Not all golf instructors are created equally, most are good, yet others are truly great.  And then there are those instructors that take your money week after week, without delivering results.  Hopefully, this will help you make the right choice.

When most people think of golf lessons they think of their local PGA profressional but just because they have their PGA card (professional designation) doesn't necessarily mean they are good golf instructors. 

I've known a few PGA Professionals that are making a good living giving bad golf lessons.

Just what should you look for?  Your primary consideration should be the instructor's ability to communicate.  You should be able to determine their communication abilities after your second lesson.

Almost everyone has had a favorite teacher in school.  Most likely, the reason you favored them was because they were easy to understand.  Use this criteria when choosing a golf instructor.  If you walk away from lessons confused and bewildered, your instructor has not done his or her job.  Find a new instructor.  Don't be concerned if you have to go through more than a few.  Lessons are expensive, it's your money, and you have a right to be fussy.

Golf Instructors should not try to change the entire dynamics of your natural swing.  They should simply work within your capacity and ability to swing the golf club.  Most people simply cannot be transformed into another Sam Snead (known for his prolific swing).  An experienced teacher will know your limitations and work within them.

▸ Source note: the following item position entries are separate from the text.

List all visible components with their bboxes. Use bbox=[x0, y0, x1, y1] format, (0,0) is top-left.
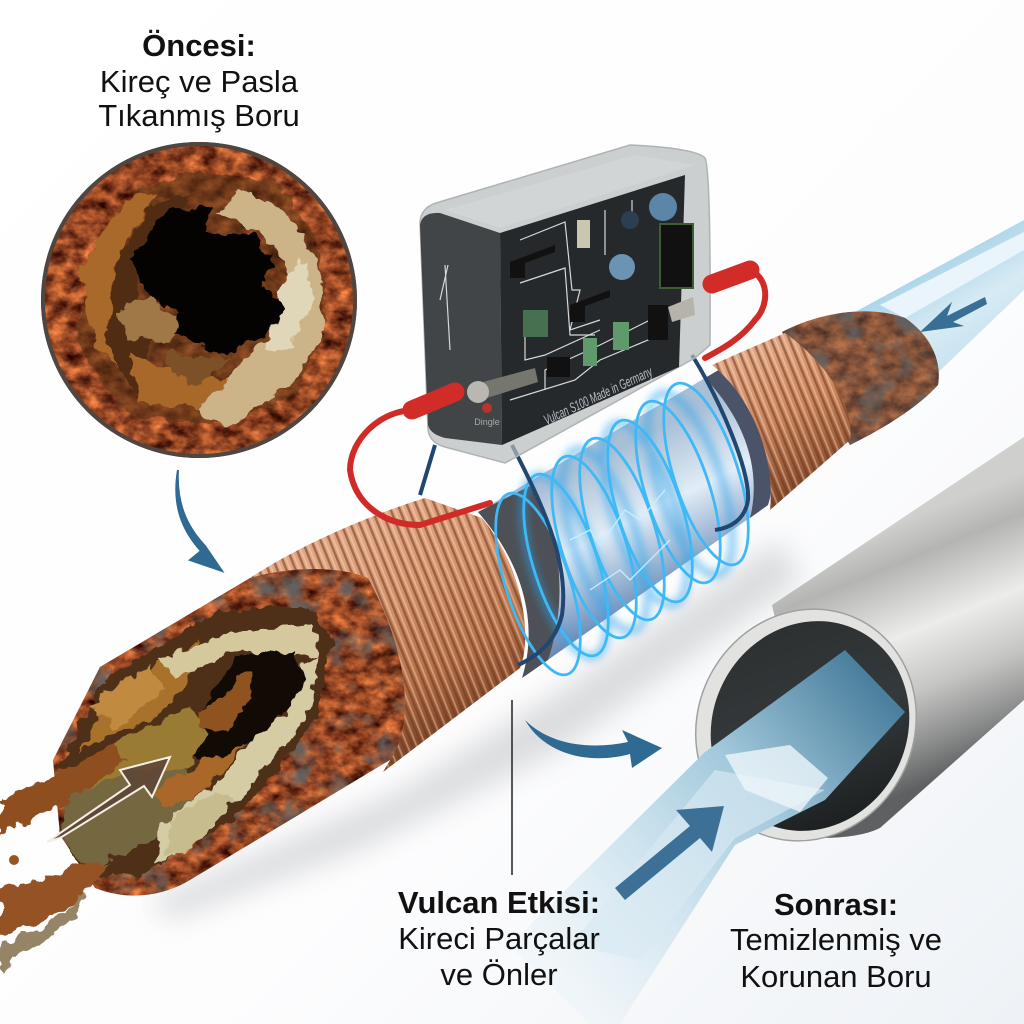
heading: after: Temizlenmiş ve bbox=[730, 922, 942, 957]
limescale top bbox=[160, 625, 318, 680]
heading: Vulcan effect bbox=[398, 885, 600, 992]
heading: before: Kireç ve Pasla bbox=[100, 64, 299, 99]
circuit board bbox=[500, 175, 685, 445]
icon: inlet arrow bbox=[920, 297, 987, 332]
heading: before: Öncesi: bbox=[142, 28, 256, 63]
pipe: rusty right section bbox=[782, 311, 939, 445]
limescale right bbox=[155, 655, 318, 865]
red cable: left bbox=[350, 392, 490, 525]
leader line bbox=[511, 700, 513, 875]
copper coil: left bbox=[250, 498, 525, 772]
connector left bbox=[472, 368, 538, 402]
heading: Vulcan effect: Kireci Parçalar bbox=[398, 921, 600, 956]
heading: Vulcan effect: Vulcan Etkisi: bbox=[398, 885, 600, 920]
heading: Vulcan effect: ve Önler bbox=[440, 957, 558, 992]
arrow: circle to pipe bbox=[176, 470, 222, 571]
device: transparent Vulcan S100 box: Dingle bbox=[474, 417, 500, 427]
pipe: middle section bbox=[478, 368, 771, 676]
heading: after: Sonrası: bbox=[774, 887, 898, 922]
pipe: upper-right water inlet bbox=[855, 220, 1024, 385]
heading: after bbox=[730, 887, 942, 994]
device: transparent Vulcan S100 box bbox=[420, 145, 710, 463]
components bbox=[510, 245, 555, 278]
dark hole bbox=[133, 205, 285, 355]
rusty debris stream bbox=[0, 745, 125, 975]
red cable: right bbox=[705, 268, 765, 358]
heading: before: Tıkanmış Boru bbox=[98, 98, 300, 133]
device label: Vulcan S100 Made in Germany bbox=[541, 363, 655, 428]
clean water stream bbox=[510, 650, 905, 1024]
crust deposits bbox=[190, 190, 328, 428]
icon: blue flow arrow bbox=[615, 806, 724, 900]
panel: clogged pipe circle close-up bbox=[41, 142, 357, 458]
heading: before bbox=[98, 28, 300, 133]
navy coil wires bbox=[420, 355, 748, 665]
shadow under main pipe bbox=[150, 540, 800, 920]
electromagnetic field rings bbox=[478, 374, 766, 684]
curved arrow: vulcan to clean pipe bbox=[525, 720, 662, 768]
device side bbox=[420, 213, 502, 445]
copper coil: right bbox=[712, 333, 851, 510]
pipe: dark rusty collars bbox=[478, 368, 771, 678]
opening bbox=[60, 608, 332, 878]
connector right bbox=[668, 297, 695, 322]
icon: brown flow arrow bbox=[47, 757, 170, 842]
pipe: rusty front section bbox=[53, 560, 414, 896]
traces bbox=[440, 200, 660, 400]
clean steel pipe bbox=[655, 437, 1024, 880]
device case bbox=[420, 145, 710, 463]
hole bbox=[187, 652, 304, 765]
heading: after: Korunan Boru bbox=[740, 959, 932, 994]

A good instructor should motivate and encourage you to do better.  They will also have high expectations for your progress.  They will be more concerned about your progress than your money.  If you are experiencing difficulty, time permitting, they should be willing to spend a little extra time with you at the end of a lesson to "get it right."

Don't feel intimidated by the ability of your instructor, as most people have a tendency to do.  He works for you and although you should follow his lead, you have the final word.  It's easy to allow an instructor to take you in a direction that you don' want to go.

Clearly explain your needs beforehand so that he can have a clear picture of your goal/s.

Don't be afraid to ask questions, that's what your paying for, ask plenty of them.  If you're asked to change your grip ask why?  If you're asked  to widen your stance, ask why?

Those explanations will help you to more fully understand the mechanics of the golf swing.  Knowing swing fundamentals will help you to diagnose your own future swing problems, should they occur.

If executed correctly, the golf swing is one of the most difficult and physically demanding movements in all of sports, you don't learn it overnight, it takes time and much effort, so don't expect miracles from your instructor.  A good instructor wants nothing more than for you to become a proficient player, that's what makes them "tick."

Their reputation is built on the final results of their work, making their students good golfers.

If you have found a good instructor, let them know how you feel about them.  There's nothing more an instructor loves to hear than "I've been telling all my friends about what a great instructor you are."

After all, you may be paying them for their services but in the end, if they are the "real deal," what really matters is how well you do under their tutelidge.